The National Institutes of Health (NIH) officially has backed a draft policy calling for a single IRB for multi-site reviews of NIH-supported clinical trials—a streamlined strategy it says will accelerate trials without compromising safety.

The proposed NIH policy, which has the support of the Association of Clinical Research Organizations (ACRO), would replace individual IRB reviews at each site, which can delay studies without increasing protections for trial participants, according to the NIH.

The draft covers NIH-funded, multi-site studies in the U.S., including those studies supported by grants, contracts or the NIH intramural program. Exceptions to the policy would be permitted if local IRB review is necessary to meet the needs of specific populations of patients or where federal, state or tribal regulations or laws are mandated.

By using a single IRB in multi-site studies, “we reduce duplication of effort, speed the initiation of important research and save time and taxpayer funds,” NIH director Francis Collins said in a statement.

ACRO, a long-time advocate of a central IRB to accelerate study start-up and improve efficiency of the trial process, acknowledged that the majority of studies involving its members fall under the FDA, which is not covered by the proposed NIH guidelines. John Lewis, ACRO senior vice president of policy and public affairs, said ACRO is encouraged and supportive of the NIH draft policy.

Also supporting the move toward a single IRB in multi-site studies is the National Cancer Institute’s Central Institutional Review Board, the National Institute of Neurological Disorders and Stroke’s Network for Excellence in Neuroscience Clinical Trial and its stroke research network.

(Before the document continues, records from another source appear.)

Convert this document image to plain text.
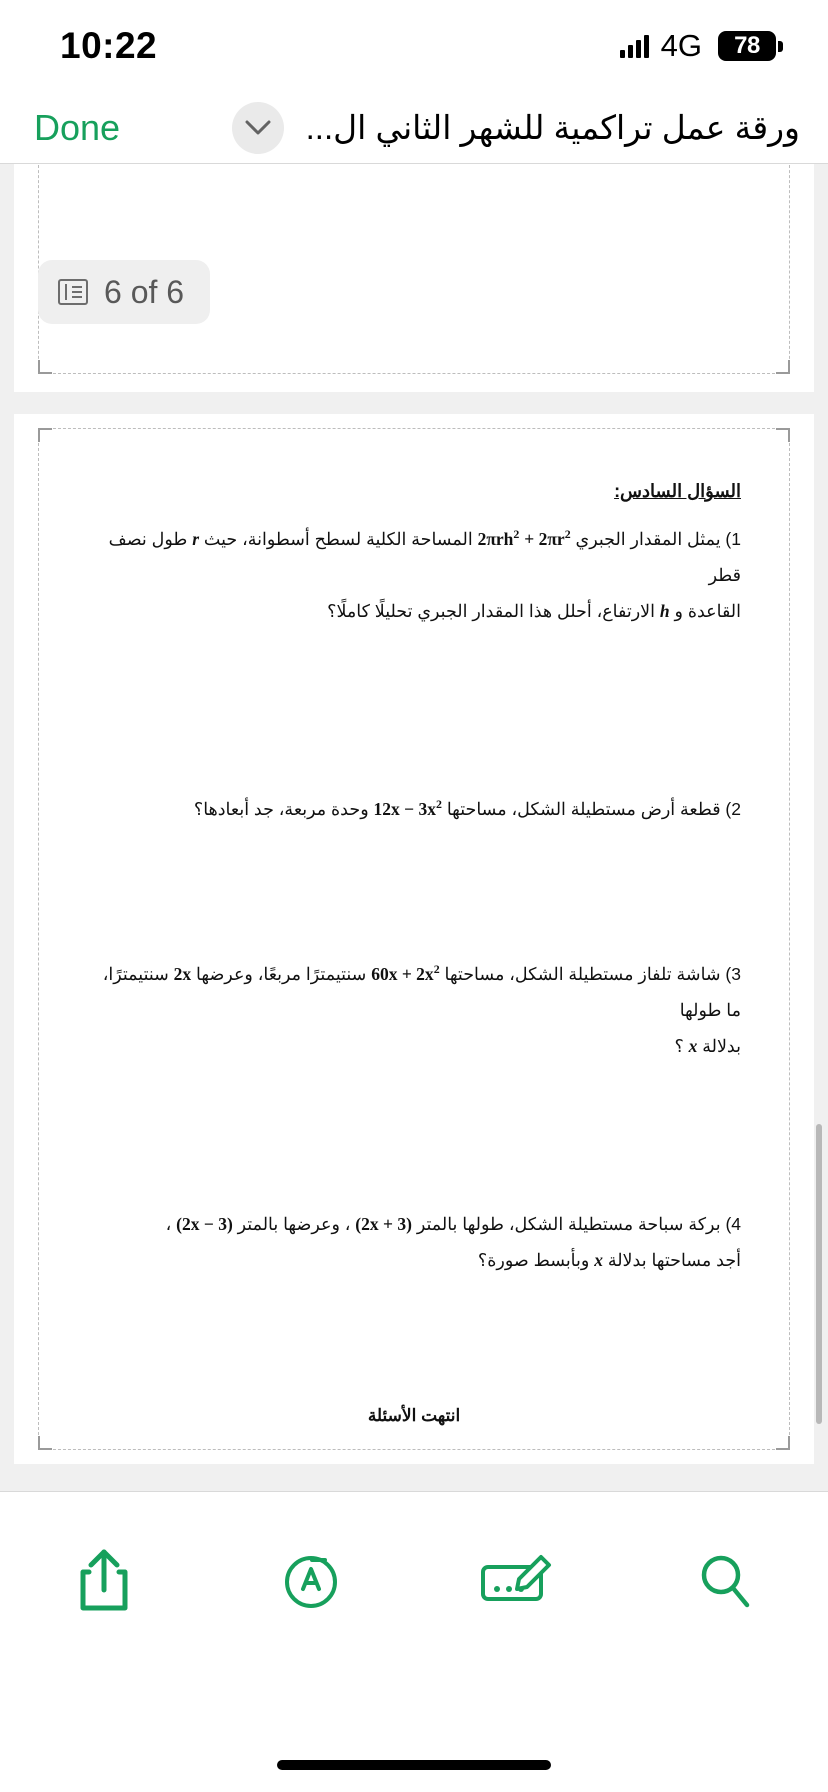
10:22	4G 78
Done	ورقة عمل تراكمية للشهر الثاني ال...
6 of 6
السؤال السادس:
1) يمثل المقدار الجبري $2\pi rh^2 + 2\pi r^2$ المساحة الكلية لسطح أسطوانة، حيث r طول نصف قطر
القاعدة و h الارتفاع، أحلل هذا المقدار الجبري تحليلًا كاملًا؟
2) قطعة أرض مستطيلة الشكل، مساحتها $12x - 3x^2$ وحدة مربعة، جد أبعادها؟
3) شاشة تلفاز مستطيلة الشكل، مساحتها $60x + 2x^2$ سنتيمترًا مربعًا، وعرضها 2x سنتيمترًا، ما طولها
بدلالة x ؟
4) بركة سباحة مستطيلة الشكل، طولها بالمتر (2x + 3) ، وعرضها بالمتر (3 − 2x) ،
أجد مساحتها بدلالة x وبأبسط صورة؟
انتهت الأسئلة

Quintiles, the world’s largest CRO, also supports the policy, provided there are also accelerated protocol reviews and vigorous medical-ethical oversight of the study is maintained or enhanced.

“Some IRBs are very responsive without sacrificing their fiduciary responsibility to provide independent and rigorous oversight of clinical research,” said cardiologist Jeffrey Spaeder, M.D., Quintiles senior vice president and its chief medical and scientific officer. “However, there are other IRBs that introduce administrative delays in the review of protocols. These delays have had an increasing impact on clinical research timelines as the number of sites required for clinical studies increases, while, simultaneously, studies are becoming more complex and there are fewer sites capable of conducting these more sophisticated studies.”

Trial sites outside the U.S. may elect to comply with the single IRB protocol but would not be required to do so.